Tuning Max Clients
Please note: this article was originally created for our previous generation of Virtual Private Servers. As such, these instructions may not be relevant to our current generation of Virtual Private Servers.
The MaxClients directive is used to set a limit on the number of simultaneous requests that can be supported. No more than this number of child server processes will be created. If you wish to configure more than 256 clients, you will need to edit the HARD_SERVER_LIMIT entry in the file httpd.h and recompile. The calculation of MaxClients is rather straightforward:
Total RAM Dedicated to the Webserver
MaxClients = —————————————————
MAX child’s process size
If your wondering what will happen to your server if there are more concurrent users than MaxClients at any time, you will see the following warning message in the error_log:
[Sun Jan 06 12:05:32 2013] [error] server reached MaxClients setting, consider raising the MaxClients setting
As any connection attempts over the MaxClients limit will normally be queued, up to a number based on the ListenBacklog directive this will not be a problem.

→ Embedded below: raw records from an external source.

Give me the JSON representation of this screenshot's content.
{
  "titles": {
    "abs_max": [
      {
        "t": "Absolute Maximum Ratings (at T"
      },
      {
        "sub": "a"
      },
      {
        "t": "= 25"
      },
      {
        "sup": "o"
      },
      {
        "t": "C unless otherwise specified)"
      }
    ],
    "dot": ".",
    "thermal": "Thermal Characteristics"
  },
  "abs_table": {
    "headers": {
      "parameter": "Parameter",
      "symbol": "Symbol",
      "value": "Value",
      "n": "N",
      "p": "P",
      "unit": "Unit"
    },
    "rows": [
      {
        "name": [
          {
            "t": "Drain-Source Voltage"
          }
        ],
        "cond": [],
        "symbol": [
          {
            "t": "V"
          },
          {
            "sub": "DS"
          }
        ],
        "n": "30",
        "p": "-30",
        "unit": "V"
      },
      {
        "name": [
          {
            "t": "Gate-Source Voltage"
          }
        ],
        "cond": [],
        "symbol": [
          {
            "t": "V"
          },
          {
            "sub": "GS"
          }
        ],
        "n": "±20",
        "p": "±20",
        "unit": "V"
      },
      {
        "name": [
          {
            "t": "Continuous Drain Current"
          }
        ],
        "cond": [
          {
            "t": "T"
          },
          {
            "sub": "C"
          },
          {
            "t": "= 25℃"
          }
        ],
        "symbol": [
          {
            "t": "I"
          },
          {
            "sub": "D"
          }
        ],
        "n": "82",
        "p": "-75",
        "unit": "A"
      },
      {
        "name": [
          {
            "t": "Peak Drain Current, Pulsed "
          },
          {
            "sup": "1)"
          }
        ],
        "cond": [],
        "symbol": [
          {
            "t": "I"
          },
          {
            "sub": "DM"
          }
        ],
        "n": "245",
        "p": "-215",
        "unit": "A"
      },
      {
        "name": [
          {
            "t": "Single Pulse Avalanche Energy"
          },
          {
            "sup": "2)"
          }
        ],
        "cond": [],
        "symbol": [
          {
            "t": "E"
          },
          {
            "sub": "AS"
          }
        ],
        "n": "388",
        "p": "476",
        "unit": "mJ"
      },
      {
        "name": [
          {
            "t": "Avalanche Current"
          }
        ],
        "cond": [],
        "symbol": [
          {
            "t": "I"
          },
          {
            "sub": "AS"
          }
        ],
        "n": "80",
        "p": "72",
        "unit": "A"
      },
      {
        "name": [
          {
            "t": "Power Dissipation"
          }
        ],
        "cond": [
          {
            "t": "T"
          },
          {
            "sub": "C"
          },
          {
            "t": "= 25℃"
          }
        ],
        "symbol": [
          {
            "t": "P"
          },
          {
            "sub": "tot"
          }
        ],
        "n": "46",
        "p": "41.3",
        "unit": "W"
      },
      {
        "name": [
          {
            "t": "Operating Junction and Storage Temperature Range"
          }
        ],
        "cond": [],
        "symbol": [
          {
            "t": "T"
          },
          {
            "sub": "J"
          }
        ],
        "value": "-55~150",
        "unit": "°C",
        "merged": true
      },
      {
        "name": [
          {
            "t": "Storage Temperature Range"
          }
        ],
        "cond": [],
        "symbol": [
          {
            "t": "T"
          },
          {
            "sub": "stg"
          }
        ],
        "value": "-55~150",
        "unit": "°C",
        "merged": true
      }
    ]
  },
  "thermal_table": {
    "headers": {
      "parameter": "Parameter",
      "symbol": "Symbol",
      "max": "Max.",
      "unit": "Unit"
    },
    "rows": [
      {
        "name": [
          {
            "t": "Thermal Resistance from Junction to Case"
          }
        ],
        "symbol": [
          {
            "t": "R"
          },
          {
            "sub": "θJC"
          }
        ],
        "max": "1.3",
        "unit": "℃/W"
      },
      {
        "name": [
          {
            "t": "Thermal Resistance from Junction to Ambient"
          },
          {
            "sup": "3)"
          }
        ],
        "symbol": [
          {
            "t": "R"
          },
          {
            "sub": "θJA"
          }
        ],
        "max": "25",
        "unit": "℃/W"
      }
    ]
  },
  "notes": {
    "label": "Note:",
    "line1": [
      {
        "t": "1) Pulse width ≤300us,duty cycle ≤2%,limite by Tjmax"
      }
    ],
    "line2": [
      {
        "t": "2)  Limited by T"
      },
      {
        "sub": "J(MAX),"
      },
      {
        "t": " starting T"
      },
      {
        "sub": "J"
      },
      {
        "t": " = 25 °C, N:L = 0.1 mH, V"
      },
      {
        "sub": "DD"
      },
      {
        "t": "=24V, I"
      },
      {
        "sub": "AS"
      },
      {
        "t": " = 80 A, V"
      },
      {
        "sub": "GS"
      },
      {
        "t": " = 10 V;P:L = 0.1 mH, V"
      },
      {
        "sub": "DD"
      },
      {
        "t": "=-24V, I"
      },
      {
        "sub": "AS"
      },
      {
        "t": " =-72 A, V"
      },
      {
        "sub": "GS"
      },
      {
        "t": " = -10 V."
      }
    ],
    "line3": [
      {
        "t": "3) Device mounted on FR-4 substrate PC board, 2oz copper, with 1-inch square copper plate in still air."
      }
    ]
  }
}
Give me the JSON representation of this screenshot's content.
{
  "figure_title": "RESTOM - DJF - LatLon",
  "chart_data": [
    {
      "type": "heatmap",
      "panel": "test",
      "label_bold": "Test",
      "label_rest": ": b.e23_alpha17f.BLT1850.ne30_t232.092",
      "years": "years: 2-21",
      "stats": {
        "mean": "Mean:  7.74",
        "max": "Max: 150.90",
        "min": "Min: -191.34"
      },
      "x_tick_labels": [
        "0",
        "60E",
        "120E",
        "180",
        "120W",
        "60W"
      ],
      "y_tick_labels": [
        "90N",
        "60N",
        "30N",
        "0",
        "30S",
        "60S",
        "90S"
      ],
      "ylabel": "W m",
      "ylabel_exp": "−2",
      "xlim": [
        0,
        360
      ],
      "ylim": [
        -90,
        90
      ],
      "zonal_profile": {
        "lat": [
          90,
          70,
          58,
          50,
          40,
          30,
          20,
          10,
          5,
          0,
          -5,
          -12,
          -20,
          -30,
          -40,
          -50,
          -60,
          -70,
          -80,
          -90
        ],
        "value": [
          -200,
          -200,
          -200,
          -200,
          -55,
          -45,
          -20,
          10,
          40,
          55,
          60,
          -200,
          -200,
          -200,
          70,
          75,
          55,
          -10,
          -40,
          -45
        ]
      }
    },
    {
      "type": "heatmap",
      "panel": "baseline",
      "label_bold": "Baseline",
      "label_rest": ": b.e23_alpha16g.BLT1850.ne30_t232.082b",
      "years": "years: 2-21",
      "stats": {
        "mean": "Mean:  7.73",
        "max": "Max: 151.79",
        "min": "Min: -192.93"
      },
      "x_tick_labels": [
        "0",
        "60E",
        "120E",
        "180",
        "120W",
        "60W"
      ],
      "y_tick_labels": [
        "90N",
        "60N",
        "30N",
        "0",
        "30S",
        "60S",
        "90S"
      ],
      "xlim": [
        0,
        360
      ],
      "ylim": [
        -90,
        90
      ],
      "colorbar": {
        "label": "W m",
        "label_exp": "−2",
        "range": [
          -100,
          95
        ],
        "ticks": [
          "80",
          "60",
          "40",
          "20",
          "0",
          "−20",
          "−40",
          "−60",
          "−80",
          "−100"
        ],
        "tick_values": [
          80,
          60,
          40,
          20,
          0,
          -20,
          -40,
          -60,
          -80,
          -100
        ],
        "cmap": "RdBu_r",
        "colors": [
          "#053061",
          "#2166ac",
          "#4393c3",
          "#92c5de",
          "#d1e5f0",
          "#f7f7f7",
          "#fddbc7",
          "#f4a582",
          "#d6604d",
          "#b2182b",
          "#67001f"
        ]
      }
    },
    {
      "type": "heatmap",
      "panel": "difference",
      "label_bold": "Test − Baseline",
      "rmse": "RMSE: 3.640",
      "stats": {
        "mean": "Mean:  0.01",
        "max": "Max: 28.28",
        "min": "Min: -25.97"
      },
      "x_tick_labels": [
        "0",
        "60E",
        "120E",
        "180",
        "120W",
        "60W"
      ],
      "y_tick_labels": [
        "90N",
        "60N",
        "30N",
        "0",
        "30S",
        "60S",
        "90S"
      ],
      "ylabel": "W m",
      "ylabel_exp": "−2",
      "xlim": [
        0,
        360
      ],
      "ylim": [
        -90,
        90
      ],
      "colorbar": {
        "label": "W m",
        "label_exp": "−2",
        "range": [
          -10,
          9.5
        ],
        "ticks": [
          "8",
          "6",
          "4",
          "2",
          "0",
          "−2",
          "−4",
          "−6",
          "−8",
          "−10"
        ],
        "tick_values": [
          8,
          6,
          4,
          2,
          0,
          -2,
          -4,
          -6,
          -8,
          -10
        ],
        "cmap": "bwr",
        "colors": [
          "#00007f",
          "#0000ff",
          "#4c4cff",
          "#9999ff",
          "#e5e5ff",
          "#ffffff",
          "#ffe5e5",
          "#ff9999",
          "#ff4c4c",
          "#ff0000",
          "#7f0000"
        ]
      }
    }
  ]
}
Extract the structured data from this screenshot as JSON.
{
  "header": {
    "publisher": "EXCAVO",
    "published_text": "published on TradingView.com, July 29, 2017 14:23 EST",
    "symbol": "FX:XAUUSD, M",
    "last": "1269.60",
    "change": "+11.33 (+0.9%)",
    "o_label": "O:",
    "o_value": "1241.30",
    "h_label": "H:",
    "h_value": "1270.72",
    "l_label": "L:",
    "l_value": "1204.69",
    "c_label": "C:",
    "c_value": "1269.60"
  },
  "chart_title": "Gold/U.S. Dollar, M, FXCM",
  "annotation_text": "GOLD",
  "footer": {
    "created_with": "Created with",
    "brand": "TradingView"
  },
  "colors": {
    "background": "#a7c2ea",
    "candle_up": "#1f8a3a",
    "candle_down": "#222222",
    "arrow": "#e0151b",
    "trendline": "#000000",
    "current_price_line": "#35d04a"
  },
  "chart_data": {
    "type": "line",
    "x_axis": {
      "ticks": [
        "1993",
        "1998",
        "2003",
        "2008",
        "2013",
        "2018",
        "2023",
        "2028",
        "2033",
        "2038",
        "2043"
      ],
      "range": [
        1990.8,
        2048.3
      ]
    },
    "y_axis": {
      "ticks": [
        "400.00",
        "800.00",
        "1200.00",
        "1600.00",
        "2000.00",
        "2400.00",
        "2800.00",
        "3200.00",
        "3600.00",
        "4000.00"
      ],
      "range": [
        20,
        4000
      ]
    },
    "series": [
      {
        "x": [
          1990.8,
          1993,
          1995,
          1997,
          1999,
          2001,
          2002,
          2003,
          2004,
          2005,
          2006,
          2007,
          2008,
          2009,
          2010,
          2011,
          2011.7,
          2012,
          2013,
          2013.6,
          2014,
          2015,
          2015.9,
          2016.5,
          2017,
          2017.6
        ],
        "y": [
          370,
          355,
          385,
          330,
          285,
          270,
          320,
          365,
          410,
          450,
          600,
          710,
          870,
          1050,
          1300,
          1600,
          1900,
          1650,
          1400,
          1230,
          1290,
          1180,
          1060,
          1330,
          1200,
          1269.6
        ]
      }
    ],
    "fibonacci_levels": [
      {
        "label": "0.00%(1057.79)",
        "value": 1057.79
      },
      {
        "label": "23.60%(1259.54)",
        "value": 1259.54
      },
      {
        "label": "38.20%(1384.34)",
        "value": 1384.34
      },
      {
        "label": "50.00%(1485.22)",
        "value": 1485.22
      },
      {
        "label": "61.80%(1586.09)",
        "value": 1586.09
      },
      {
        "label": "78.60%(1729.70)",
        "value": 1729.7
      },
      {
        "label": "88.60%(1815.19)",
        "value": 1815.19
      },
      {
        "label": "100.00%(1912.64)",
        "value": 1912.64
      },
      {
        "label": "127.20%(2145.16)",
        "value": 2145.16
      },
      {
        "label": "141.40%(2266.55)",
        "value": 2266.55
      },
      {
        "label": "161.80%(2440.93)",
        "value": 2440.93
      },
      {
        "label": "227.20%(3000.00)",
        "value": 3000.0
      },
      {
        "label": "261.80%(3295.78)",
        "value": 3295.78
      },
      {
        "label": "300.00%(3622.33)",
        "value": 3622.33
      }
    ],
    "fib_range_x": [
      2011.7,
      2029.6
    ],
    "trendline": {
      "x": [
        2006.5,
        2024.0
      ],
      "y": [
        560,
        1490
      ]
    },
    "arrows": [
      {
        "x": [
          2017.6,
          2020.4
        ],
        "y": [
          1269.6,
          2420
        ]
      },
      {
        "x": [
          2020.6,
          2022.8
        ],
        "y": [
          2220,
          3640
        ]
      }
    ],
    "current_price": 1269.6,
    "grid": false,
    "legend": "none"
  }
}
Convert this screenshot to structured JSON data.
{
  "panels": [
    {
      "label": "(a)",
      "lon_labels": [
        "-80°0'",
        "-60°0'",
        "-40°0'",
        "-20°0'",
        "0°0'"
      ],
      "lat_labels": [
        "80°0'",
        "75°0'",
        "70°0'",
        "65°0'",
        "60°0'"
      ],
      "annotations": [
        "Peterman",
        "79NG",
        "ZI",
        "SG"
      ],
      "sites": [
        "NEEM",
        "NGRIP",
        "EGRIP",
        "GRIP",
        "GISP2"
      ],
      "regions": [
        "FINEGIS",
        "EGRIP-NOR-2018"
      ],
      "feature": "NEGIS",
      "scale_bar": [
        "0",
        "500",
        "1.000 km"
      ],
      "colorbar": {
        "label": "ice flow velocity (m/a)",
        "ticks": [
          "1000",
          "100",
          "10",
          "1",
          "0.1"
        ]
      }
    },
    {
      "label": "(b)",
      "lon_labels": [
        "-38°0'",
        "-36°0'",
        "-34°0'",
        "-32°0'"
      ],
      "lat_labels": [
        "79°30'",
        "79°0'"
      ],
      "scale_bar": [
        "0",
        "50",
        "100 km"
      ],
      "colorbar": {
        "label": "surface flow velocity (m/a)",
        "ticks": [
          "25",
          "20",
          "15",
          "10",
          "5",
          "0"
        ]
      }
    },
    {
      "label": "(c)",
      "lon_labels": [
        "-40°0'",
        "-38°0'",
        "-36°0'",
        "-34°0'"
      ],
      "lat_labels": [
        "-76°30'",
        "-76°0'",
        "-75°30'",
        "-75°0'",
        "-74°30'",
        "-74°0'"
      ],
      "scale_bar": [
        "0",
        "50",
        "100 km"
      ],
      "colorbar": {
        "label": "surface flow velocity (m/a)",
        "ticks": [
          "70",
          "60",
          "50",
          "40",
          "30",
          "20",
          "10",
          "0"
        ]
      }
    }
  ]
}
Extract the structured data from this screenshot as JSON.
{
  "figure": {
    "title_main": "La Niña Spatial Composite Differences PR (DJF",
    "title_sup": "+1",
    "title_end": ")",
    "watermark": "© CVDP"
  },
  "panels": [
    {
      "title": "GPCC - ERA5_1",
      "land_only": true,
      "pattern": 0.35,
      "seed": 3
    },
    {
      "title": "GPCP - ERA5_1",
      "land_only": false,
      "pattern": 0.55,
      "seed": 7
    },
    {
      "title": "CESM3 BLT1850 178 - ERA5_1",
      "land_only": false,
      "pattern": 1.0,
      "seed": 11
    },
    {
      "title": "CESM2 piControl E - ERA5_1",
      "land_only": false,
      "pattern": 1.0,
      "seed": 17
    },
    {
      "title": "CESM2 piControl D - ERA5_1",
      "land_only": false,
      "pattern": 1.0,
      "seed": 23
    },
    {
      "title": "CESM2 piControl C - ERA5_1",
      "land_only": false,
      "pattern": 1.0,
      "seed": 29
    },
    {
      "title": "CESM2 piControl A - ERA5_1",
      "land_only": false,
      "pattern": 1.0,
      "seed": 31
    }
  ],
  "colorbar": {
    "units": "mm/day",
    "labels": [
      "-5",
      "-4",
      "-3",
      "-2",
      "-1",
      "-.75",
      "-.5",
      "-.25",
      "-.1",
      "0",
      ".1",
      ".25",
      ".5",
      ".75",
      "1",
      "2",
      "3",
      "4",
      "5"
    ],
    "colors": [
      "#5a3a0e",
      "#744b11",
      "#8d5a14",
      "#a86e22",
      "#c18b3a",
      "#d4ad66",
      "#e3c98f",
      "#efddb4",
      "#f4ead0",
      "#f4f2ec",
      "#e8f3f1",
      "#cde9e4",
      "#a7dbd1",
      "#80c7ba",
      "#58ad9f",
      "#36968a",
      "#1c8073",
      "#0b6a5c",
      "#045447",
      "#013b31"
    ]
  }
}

When one process is freed at the end of a different request, a queued connection will be served.
It only shows as an error because clients are being put in the queue rather than getting served immediately, despite the fact that the user does not see an error response. This error can be allowed to persist to balance available system resources and response time, but sooner or later you will need to increase the RAM on your server so you can start more child processes.